Gergely Polonkai schreef op 24-05-2017 22:33:

Still, you seem to want solving a problem with Git that is not in Git's domain.

It is possible that updating a submodule also requires updating files in the main repository (e.g. due to changing interfaces), so Git should allow changing both the submodule and the main repo's files.

I am not talking about what Git should allow or should not allow. I am not asking about a way to fundamentally separate parent regular commits and parent SHA updates for a submodule.

If you say the issue should be resolved at a later stage by developer review then you are merely postponing the decision; but both, whether you do it ahead of time or after the fact, are process related questions.

It is the process that uses the tool. Whether the process uses the tool ahead of time or after the fact is irrelevant; that is just a difference of moment.

If the process can ensure a split ahead of time, it does not need to do so after the fact.

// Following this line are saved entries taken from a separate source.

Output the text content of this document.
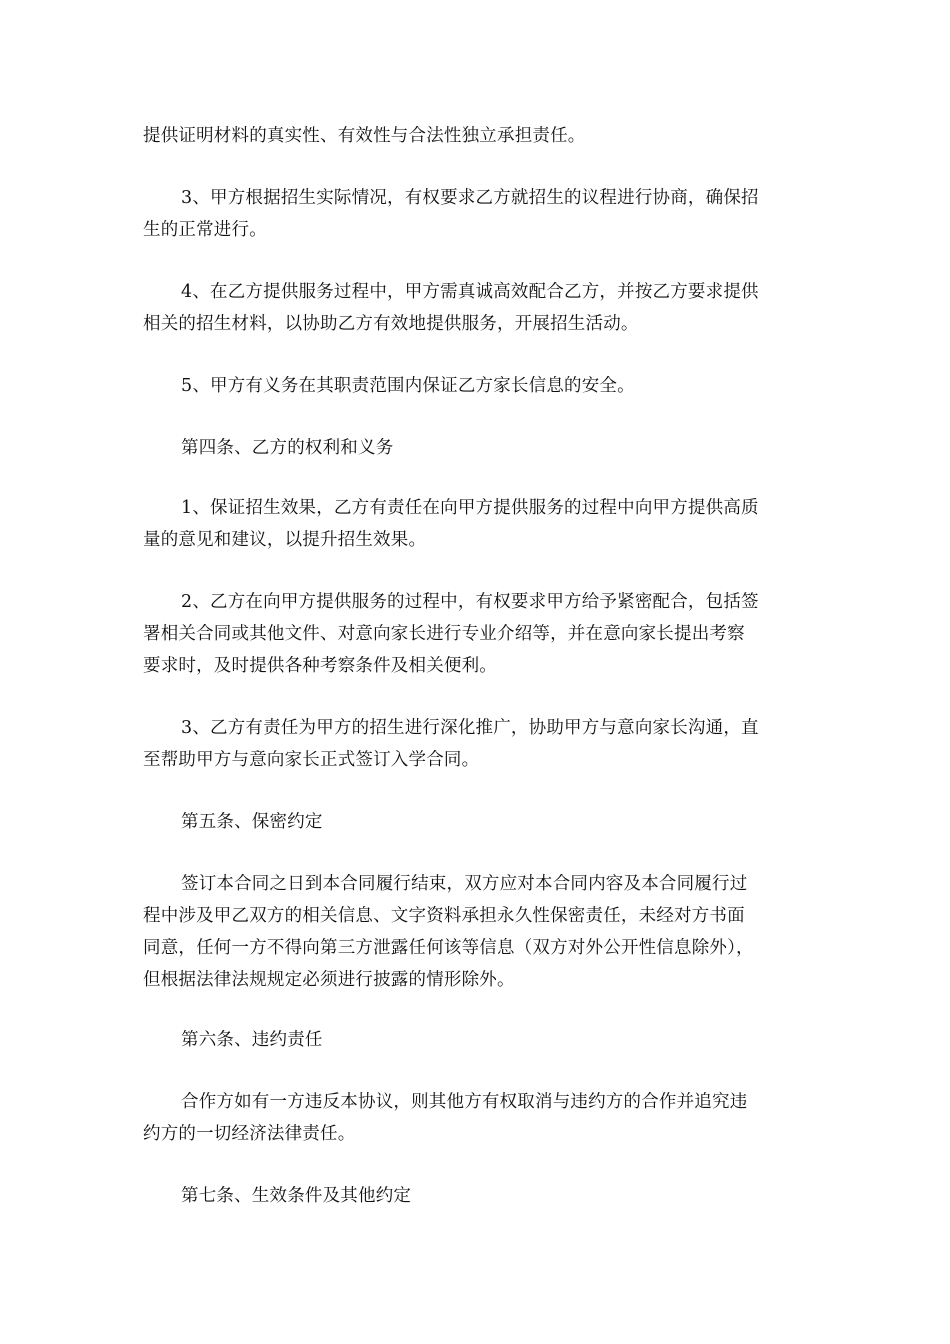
提供证明材料的真实性、有效性与合法性独立承担责任。
3、甲方根据招生实际情况，有权要求乙方就招生的议程进行协商，确保招
生的正常进行。
4、在乙方提供服务过程中，甲方需真诚高效配合乙方，并按乙方要求提供
相关的招生材料，以协助乙方有效地提供服务，开展招生活动。
5、甲方有义务在其职责范围内保证乙方家长信息的安全。
第四条、乙方的权利和义务
1、保证招生效果，乙方有责任在向甲方提供服务的过程中向甲方提供高质
量的意见和建议，以提升招生效果。
2、乙方在向甲方提供服务的过程中，有权要求甲方给予紧密配合，包括签
署相关合同或其他文件、对意向家长进行专业介绍等，并在意向家长提出考察
要求时，及时提供各种考察条件及相关便利。
3、乙方有责任为甲方的招生进行深化推广，协助甲方与意向家长沟通，直
至帮助甲方与意向家长正式签订入学合同。
第五条、保密约定
签订本合同之日到本合同履行结束，双方应对本合同内容及本合同履行过
程中涉及甲乙双方的相关信息、文字资料承担永久性保密责任，未经对方书面
同意，任何一方不得向第三方泄露任何该等信息（双方对外公开性信息除外），
但根据法律法规规定必须进行披露的情形除外。
第六条、违约责任
合作方如有一方违反本协议，则其他方有权取消与违约方的合作并追究违
约方的一切经济法律责任。
第七条、生效条件及其他约定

It saves human resources if the process can do this automatically.

There is no point in disallowing the process the ability to do this ahead of time.

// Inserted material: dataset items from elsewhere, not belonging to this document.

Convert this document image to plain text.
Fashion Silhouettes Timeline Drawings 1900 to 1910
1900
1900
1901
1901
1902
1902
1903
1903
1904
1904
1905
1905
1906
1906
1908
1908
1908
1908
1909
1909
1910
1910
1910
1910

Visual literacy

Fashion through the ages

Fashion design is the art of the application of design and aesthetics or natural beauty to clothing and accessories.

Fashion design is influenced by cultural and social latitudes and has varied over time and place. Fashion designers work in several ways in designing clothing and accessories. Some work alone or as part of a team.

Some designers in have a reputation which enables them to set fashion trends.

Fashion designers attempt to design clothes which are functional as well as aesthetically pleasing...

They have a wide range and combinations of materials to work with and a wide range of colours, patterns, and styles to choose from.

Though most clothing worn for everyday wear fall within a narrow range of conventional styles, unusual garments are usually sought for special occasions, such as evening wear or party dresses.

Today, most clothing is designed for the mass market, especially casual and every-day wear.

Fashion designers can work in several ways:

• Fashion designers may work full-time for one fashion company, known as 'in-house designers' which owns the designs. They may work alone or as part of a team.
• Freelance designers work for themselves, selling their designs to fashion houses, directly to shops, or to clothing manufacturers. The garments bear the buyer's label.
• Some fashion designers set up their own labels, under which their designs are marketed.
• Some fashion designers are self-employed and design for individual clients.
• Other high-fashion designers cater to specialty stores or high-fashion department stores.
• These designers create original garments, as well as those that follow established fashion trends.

The whole point of automation is to save human resources.

I am not asking for a Git that can fundamentally or would always fundamentally refuse to mix two kinds of commits, I am asking for the tool USER to ensure this outcome in THIS PARTICULAR CASE.

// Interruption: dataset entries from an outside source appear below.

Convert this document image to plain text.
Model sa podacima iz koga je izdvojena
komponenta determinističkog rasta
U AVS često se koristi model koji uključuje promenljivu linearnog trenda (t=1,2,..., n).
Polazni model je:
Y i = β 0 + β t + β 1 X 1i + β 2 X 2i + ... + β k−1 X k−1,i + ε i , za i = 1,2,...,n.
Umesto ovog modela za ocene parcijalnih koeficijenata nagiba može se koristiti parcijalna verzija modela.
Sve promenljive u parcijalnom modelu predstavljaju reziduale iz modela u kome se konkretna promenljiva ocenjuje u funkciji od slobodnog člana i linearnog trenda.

It is really just a plain concurrency issue.


I understand your question well. In a centralised version control system I would agree you need to do such things. But Git is distributed, and this also means in your local copy you can do whatever you want, as possible upstream/peer repositories won't always see such changes.

I was not talking about peer or upstream repositories.

So it comes down to the process you have, even if you develop alone (actually you aren't; you work together with past and future you).

I was just talking about my local copy.

Make yourself not to commit submodule changes with code changes.

The whole point is that there is a concurrent process doing that. So the question becomes how I can prevent a concurrent process from modifying my index and worktree. Generally this is called locking.

Now the only way I can think of doing that is to create some kind of worktree copy that would check out the current master of the parent and check out the current master of the child directly, and create the commit in that worktree.

I would assume that the worktree would have an independent index and independent work directory (obviously).

The only thing I really require is a clean index that is independent to myself.